“It’s not the fallen woman
nor the temptress I am after.
It’s not the babydolls I want
nor the Amazons. It’s everything
mixed together to form
a true bastard race.”
Wall text by Marlene Dumas in Marlene Dumas: The Image as Burden, Room 7, Tate Modern, London, 2015
Marlene Dumas is a contemporary South African painter whose works confront difficult themes. Her intense, psychological output from the past four decades deal with sexuality, love, death, shame, political oppression, identity, and feminism. To create the haunting portraiture for which she is best known, Dumas draws from a vast collection of images collected throughout her career. This results in portraits of a variety of subjects, from those depicting friends and family to others of famous figures such as Naomi Campbell and Princess Diana. Marlene Dumas never paints from life but from this assemblage of imagery. With their translucent appearance and gestural brush strokes, her portraiture explores the complexities of representation and the fluidity of identity.
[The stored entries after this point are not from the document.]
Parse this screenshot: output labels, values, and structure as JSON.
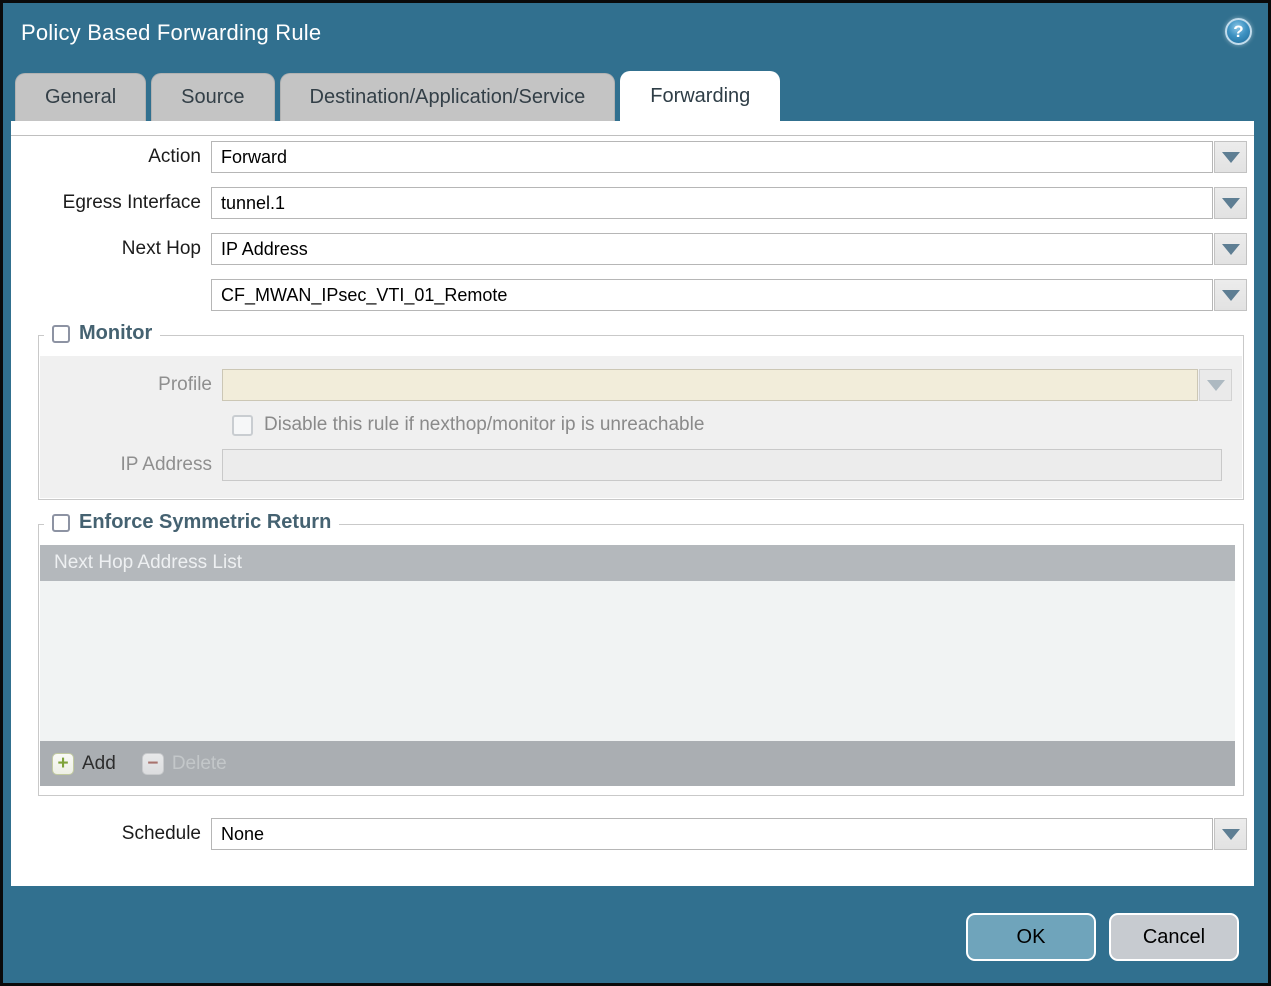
{
  "dialog": {
    "title": "Policy Based Forwarding Rule",
    "help_icon": "question-mark"
  },
  "tabs": [
    {
      "label": "General",
      "active": false
    },
    {
      "label": "Source",
      "active": false
    },
    {
      "label": "Destination/Application/Service",
      "active": false
    },
    {
      "label": "Forwarding",
      "active": true
    }
  ],
  "form": {
    "action": {
      "label": "Action",
      "value": "Forward"
    },
    "egress_interface": {
      "label": "Egress Interface",
      "value": "tunnel.1"
    },
    "next_hop": {
      "label": "Next Hop",
      "value": "IP Address"
    },
    "next_hop_address": {
      "value": "CF_MWAN_IPsec_VTI_01_Remote"
    },
    "schedule": {
      "label": "Schedule",
      "value": "None"
    }
  },
  "monitor": {
    "title": "Monitor",
    "checked": false,
    "profile": {
      "label": "Profile",
      "value": ""
    },
    "disable_rule": {
      "label": "Disable this rule if nexthop/monitor ip is unreachable",
      "checked": false
    },
    "ip_address": {
      "label": "IP Address",
      "value": ""
    }
  },
  "enforce_symmetric_return": {
    "title": "Enforce Symmetric Return",
    "checked": false,
    "table": {
      "header": "Next Hop Address List",
      "rows": []
    },
    "add_label": "Add",
    "delete_label": "Delete",
    "add_icon": "plus",
    "delete_icon": "minus"
  },
  "footer": {
    "ok_label": "OK",
    "cancel_label": "Cancel"
  },
  "colors": {
    "accent_teal": "#31708f",
    "tab_gray": "#c4c4c4",
    "disabled_beige": "#f2edda",
    "table_header_gray": "#b4b8bc",
    "ok_blue": "#6fa4bb"
  }
}
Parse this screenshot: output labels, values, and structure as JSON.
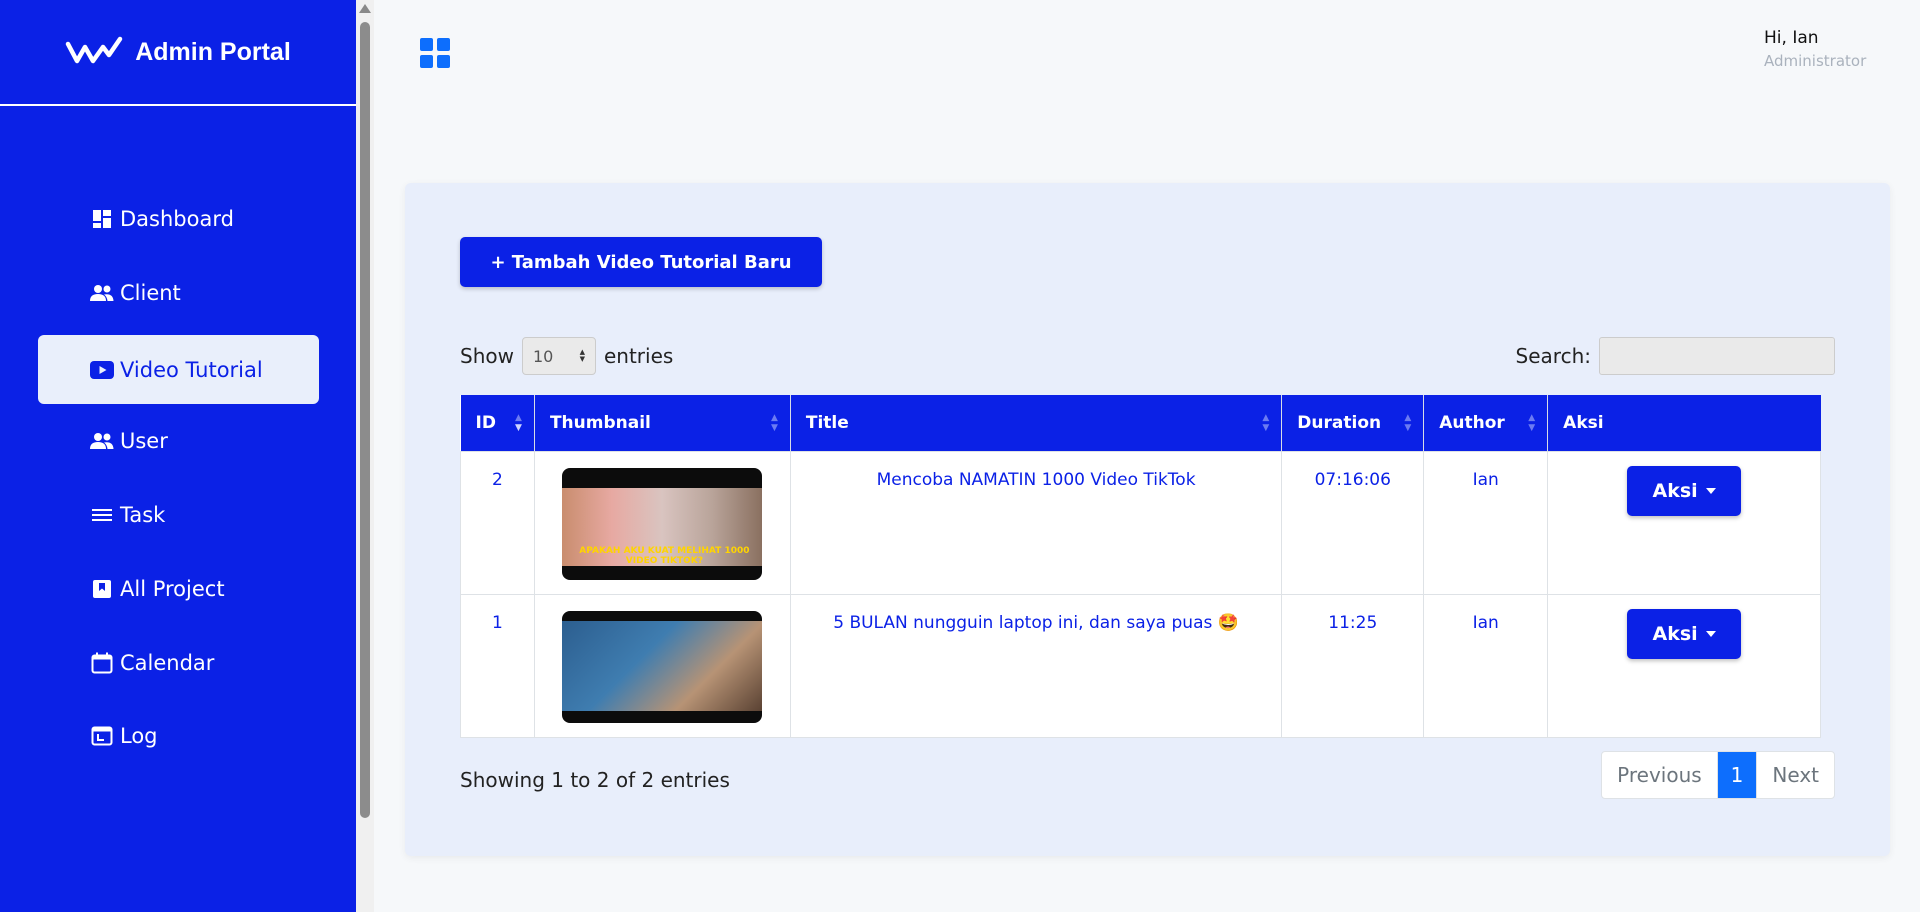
{
  "brand": {
    "title": "Admin Portal",
    "logo_icon": "wave-check-logo-icon"
  },
  "sidebar": {
    "items": [
      {
        "label": "Dashboard",
        "icon": "dashboard-icon",
        "active": false
      },
      {
        "label": "Client",
        "icon": "users-icon",
        "active": false
      },
      {
        "label": "Video Tutorial",
        "icon": "youtube-icon",
        "active": true
      },
      {
        "label": "User",
        "icon": "users-icon",
        "active": false
      },
      {
        "label": "Task",
        "icon": "lines-icon",
        "active": false
      },
      {
        "label": "All Project",
        "icon": "bookmark-icon",
        "active": false
      },
      {
        "label": "Calendar",
        "icon": "calendar-icon",
        "active": false
      },
      {
        "label": "Log",
        "icon": "log-icon",
        "active": false
      }
    ]
  },
  "header": {
    "greeting": "Hi, Ian",
    "role": "Administrator"
  },
  "main": {
    "add_button": "+ Tambah Video Tutorial Baru",
    "show_label": "Show",
    "entries_label": "entries",
    "page_length": "10",
    "search_label": "Search:",
    "search_value": "",
    "columns": [
      "ID",
      "Thumbnail",
      "Title",
      "Duration",
      "Author",
      "Aksi"
    ],
    "rows": [
      {
        "id": "2",
        "title": "Mencoba NAMATIN 1000 Video TikTok",
        "duration": "07:16:06",
        "author": "Ian",
        "action": "Aksi",
        "thumb_caption": "APAKAH AKU KUAT MELIHAT 1000 VIDEO TIKTOK?"
      },
      {
        "id": "1",
        "title": "5 BULAN nungguin laptop ini, dan saya puas 🤩",
        "duration": "11:25",
        "author": "Ian",
        "action": "Aksi"
      }
    ],
    "info": "Showing 1 to 2 of 2 entries",
    "pagination": {
      "previous": "Previous",
      "current": "1",
      "next": "Next"
    }
  },
  "colors": {
    "primary": "#0b21e6",
    "accent": "#0d6efd",
    "card_bg": "#e8eefb"
  }
}
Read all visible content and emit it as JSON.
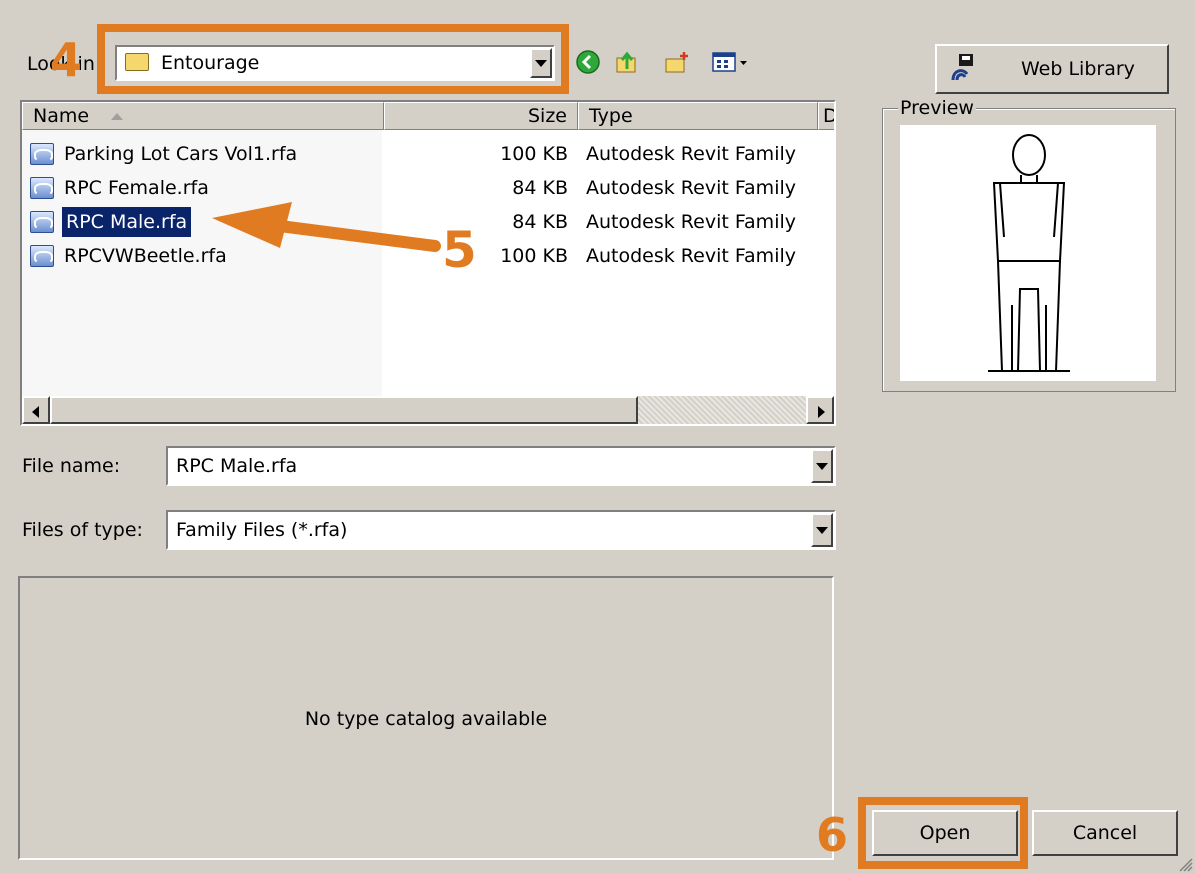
{
  "lookin": {
    "label": "Look in:",
    "value": "Entourage"
  },
  "toolbar": {
    "icons": [
      "back-icon",
      "up-folder-icon",
      "new-folder-icon",
      "view-menu-icon"
    ]
  },
  "web_library": {
    "label": "Web Library"
  },
  "file_list": {
    "columns": [
      "Name",
      "Size",
      "Type",
      "D"
    ],
    "rows": [
      {
        "name": "Parking Lot Cars Vol1.rfa",
        "size": "100 KB",
        "type": "Autodesk Revit Family"
      },
      {
        "name": "RPC Female.rfa",
        "size": "84 KB",
        "type": "Autodesk Revit Family"
      },
      {
        "name": "RPC Male.rfa",
        "size": "84 KB",
        "type": "Autodesk Revit Family"
      },
      {
        "name": "RPCVWBeetle.rfa",
        "size": "100 KB",
        "type": "Autodesk Revit Family"
      }
    ],
    "selected_row": 2
  },
  "preview": {
    "label": "Preview"
  },
  "file_name": {
    "label": "File name:",
    "value": "RPC Male.rfa"
  },
  "file_type": {
    "label": "Files of type:",
    "value": "Family Files (*.rfa)"
  },
  "type_catalog": {
    "message": "No type catalog available"
  },
  "buttons": {
    "open": "Open",
    "cancel": "Cancel"
  },
  "annotations": {
    "step4": "4",
    "step5": "5",
    "step6": "6"
  },
  "colors": {
    "annotation": "#e07b21",
    "selection": "#0a246a",
    "dialog": "#d4d0c8"
  }
}
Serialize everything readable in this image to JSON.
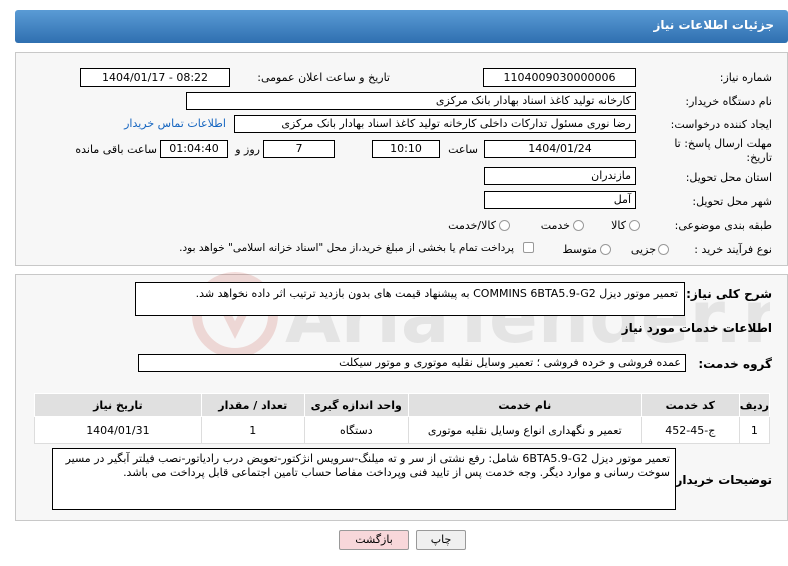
{
  "header": {
    "title": "جزئیات اطلاعات نیاز"
  },
  "form": {
    "need_number_label": "شماره نیاز:",
    "need_number": "1104009030000006",
    "announce_label": "تاریخ و ساعت اعلان عمومی:",
    "announce_value": "1404/01/17 - 08:22",
    "buyer_org_label": "نام دستگاه خریدار:",
    "buyer_org": "کارخانه تولید کاغذ اسناد بهادار بانک مرکزی",
    "creator_label": "ایجاد کننده درخواست:",
    "creator": "رضا نوری مسئول تدارکات داخلی کارخانه تولید کاغذ اسناد بهادار بانک مرکزی",
    "contact_link": "اطلاعات تماس خریدار",
    "deadline_label_1": "مهلت ارسال پاسخ: تا",
    "deadline_label_2": "تاریخ:",
    "deadline_date": "1404/01/24",
    "time_label": "ساعت",
    "deadline_time": "10:10",
    "days_value": "7",
    "days_label": "روز و",
    "remaining_time": "01:04:40",
    "remaining_label": "ساعت باقی مانده",
    "province_label": "استان محل تحویل:",
    "province": "مازندران",
    "city_label": "شهر محل تحویل:",
    "city": "آمل",
    "category_label": "طبقه بندی موضوعی:",
    "category_options": [
      "کالا",
      "خدمت",
      "کالا/خدمت"
    ],
    "process_label": "نوع فرآیند خرید :",
    "process_options": [
      "جزیی",
      "متوسط"
    ],
    "payment_note": "پرداخت تمام یا بخشی از مبلغ خرید،از محل \"اسناد خزانه اسلامی\" خواهد بود."
  },
  "details": {
    "general_desc_label": "شرح کلی نیاز:",
    "general_desc": "تعمیر موتور دیزل  COMMINS   6BTA5.9-G2   به پیشنهاد قیمت های بدون بازدید ترتیب اثر داده نخواهد شد.",
    "services_heading": "اطلاعات خدمات مورد نیاز",
    "service_group_label": "گروه خدمت:",
    "service_group": "عمده فروشی و خرده فروشی ؛ تعمیر وسایل نقلیه موتوری و موتور سیکلت",
    "table_headers": [
      "ردیف",
      "کد خدمت",
      "نام خدمت",
      "واحد اندازه گیری",
      "تعداد / مقدار",
      "تاریخ نیاز"
    ],
    "table_rows": [
      [
        "1",
        "ج-45-452",
        "تعمیر و نگهداری انواع وسایل نقلیه موتوری",
        "دستگاه",
        "1",
        "1404/01/31"
      ]
    ],
    "buyer_notes_label": "توضیحات خریدار:",
    "buyer_notes": "تعمیر موتور دیزل 6BTA5.9-G2 شامل: رفع نشتی از سر و ته میلنگ-سرویس انژکتور-تعویض درب رادیاتور-نصب فیلتر آبگیر در مسیر سوخت رسانی و موارد دیگر. وجه خدمت پس از تایید فنی وپرداخت مفاصا حساب تامین اجتماعی قابل پرداخت می باشد."
  },
  "buttons": {
    "print": "چاپ",
    "back": "بازگشت"
  },
  "watermark": {
    "text": "AriaTender.neT"
  },
  "colors": {
    "header_top": "#5a9bd5",
    "header_bottom": "#2f6fb0",
    "link": "#1565c0",
    "back_button": "#f8d7da"
  }
}
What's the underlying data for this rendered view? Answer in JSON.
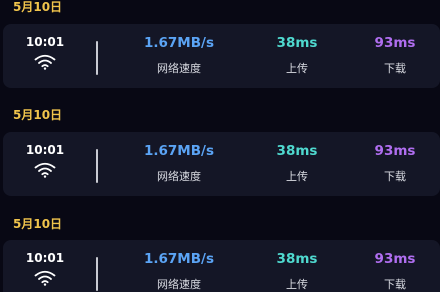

The medium of painting is something which Dumas is deeply concerned about, having said: “no painting can exist without the tension of what it figures and what it concretely consists of—the pleasure of what it could mean and the pain of what it’s not.” Her portraits, rather than representing the person, attempt to represent their emotion or state of mind.
South African, b. 1953, Cape Town, South Africa, based in Amsterdam.